Dans le bleu doux du ciel d’un soir de septembre, un lévrier d’argent, écume légère, nage sur le dos. Le bec à sa hauteur, une hirondelle toute fine étire ses ailes roses, avant qu’imperceptiblement l’atmosphère n’absorbe, une à une, ses particules colorées. L’oiseau, désormais presque blanc, fond soudain dans l’azur, tandis que le soleil s’endort.

Hors les murs de notre société effervescente, j’aime cette heure où, cédant enfin au plaisir d’être, nous nous dévoilons à nous-mêmes, tout en considérant notre rapport au monde et à l’autre.

Et aujourd’hui sur ce cliché, ton cou cerclé d’or, l’éclat malicieux de ton regard et cet autre visage juvénile qui te mange des yeux, c’était toi, c’était moi, il y a plus de vingt ans !

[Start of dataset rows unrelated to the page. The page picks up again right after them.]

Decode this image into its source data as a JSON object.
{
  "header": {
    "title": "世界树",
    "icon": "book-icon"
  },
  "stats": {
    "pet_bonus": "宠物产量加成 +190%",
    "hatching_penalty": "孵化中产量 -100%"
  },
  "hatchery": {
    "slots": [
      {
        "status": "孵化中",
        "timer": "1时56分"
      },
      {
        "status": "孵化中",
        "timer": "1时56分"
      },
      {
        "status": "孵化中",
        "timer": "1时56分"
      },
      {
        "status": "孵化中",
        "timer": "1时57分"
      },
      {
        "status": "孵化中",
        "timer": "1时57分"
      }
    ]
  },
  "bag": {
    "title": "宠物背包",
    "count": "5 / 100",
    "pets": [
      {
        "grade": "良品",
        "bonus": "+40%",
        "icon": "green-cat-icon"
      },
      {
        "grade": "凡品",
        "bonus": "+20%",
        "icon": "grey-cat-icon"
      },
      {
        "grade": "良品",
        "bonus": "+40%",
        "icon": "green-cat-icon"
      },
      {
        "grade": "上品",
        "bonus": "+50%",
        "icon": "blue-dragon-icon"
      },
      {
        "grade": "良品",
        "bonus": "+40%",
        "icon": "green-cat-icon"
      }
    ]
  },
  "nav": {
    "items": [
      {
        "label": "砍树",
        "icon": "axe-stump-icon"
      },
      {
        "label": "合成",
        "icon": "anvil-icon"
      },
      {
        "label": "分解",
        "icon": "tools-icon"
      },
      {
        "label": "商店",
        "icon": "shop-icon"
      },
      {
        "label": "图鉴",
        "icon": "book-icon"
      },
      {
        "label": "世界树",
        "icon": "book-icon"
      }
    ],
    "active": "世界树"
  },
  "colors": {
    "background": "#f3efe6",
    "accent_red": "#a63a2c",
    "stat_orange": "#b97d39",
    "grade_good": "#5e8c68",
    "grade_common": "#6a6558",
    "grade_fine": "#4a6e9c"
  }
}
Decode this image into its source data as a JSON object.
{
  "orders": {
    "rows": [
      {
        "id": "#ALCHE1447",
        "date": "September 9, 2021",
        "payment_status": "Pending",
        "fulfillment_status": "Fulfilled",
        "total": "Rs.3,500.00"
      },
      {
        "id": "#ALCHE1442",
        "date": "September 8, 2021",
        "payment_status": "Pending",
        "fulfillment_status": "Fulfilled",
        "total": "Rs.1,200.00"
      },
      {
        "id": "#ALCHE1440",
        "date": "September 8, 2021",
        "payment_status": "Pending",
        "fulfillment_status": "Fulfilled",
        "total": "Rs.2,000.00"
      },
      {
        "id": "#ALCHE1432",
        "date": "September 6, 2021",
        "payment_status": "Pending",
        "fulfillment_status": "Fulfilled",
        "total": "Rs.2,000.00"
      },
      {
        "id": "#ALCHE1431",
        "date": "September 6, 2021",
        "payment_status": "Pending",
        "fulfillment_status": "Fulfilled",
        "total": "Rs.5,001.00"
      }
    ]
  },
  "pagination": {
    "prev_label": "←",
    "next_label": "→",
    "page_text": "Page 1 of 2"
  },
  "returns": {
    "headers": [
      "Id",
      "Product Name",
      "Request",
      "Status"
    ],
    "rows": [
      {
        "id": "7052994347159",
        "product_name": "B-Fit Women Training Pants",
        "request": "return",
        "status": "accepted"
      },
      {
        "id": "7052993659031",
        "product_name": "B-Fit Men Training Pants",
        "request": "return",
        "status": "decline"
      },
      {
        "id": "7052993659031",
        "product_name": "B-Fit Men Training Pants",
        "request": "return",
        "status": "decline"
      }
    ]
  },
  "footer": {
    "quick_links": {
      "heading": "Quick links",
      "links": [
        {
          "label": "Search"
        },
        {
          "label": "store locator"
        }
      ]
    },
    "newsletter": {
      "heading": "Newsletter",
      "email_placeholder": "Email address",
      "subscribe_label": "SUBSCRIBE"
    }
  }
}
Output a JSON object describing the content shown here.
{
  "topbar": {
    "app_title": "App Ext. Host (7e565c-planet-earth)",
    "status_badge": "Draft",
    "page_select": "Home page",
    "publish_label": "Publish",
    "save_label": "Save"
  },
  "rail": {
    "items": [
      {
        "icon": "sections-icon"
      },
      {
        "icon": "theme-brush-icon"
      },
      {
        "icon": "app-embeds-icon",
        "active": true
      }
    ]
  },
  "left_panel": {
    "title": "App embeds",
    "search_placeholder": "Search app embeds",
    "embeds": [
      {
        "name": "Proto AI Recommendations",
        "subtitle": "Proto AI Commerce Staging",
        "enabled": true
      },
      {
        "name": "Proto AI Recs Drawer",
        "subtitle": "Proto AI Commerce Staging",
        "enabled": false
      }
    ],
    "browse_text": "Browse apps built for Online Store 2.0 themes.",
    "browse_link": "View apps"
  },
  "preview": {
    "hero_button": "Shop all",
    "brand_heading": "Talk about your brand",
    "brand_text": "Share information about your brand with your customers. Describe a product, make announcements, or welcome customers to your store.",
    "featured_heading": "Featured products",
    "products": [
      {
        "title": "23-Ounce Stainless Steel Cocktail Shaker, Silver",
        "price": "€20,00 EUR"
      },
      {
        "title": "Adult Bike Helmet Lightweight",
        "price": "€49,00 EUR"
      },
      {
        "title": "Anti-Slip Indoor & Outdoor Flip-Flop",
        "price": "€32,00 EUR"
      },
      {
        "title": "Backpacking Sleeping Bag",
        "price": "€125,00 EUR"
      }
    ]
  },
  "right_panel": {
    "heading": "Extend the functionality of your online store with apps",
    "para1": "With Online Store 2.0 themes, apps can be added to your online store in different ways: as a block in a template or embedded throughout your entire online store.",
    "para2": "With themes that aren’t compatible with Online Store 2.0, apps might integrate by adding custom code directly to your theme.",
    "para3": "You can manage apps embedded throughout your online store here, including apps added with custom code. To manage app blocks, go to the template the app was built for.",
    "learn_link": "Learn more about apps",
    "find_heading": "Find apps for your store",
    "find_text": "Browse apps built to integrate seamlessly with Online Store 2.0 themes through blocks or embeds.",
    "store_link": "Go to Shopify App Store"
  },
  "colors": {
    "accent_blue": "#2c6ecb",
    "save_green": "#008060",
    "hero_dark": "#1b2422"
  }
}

Te souvient-il de cet été « africain » dans L’Allier quand le paysage du Bourbonnais semblait si proche de la savane arborée ? Les cours d’eau s’asséchaient, les sources tarissaient, le bétail somnolent devait être affourragé. Les bouchures à peine rafraîchies par la nuit nous avaient invitées à une promenade matinale.

Nous nous connaissions à peine, mais là, soudain, tournant brièvement ton visage vers moi, tu as murmuré : toi aussi, tu… ? Longtemps sous le poids des choses à taire et tues, j’avais succombé à l’emprise, enserrée par des tourments demeurés clandestins. Et toi, tu me révélais que je n’étais plus seule !

Mais depuis ce jour-là, ô ma sœur, avons-nous eu des fers aux pieds qui brisaient tout élan, toute envie de savoir, de vraiment nous connaître ? On m’avait fait quitter Paris et installée ailleurs ; tu as quitté Paris pour les falaises de Normandie, mais ce n’est pas ce millier de kilomètres qui nous a séparées. Tes bambins sont parents, leurs enfants déjà grands, je n’aurai pas de descendants, mais ce n’est pas ce qui nous a séparées. L’épaisseur du temps passé, peut-être, ou bien encore un interdit trop puissant.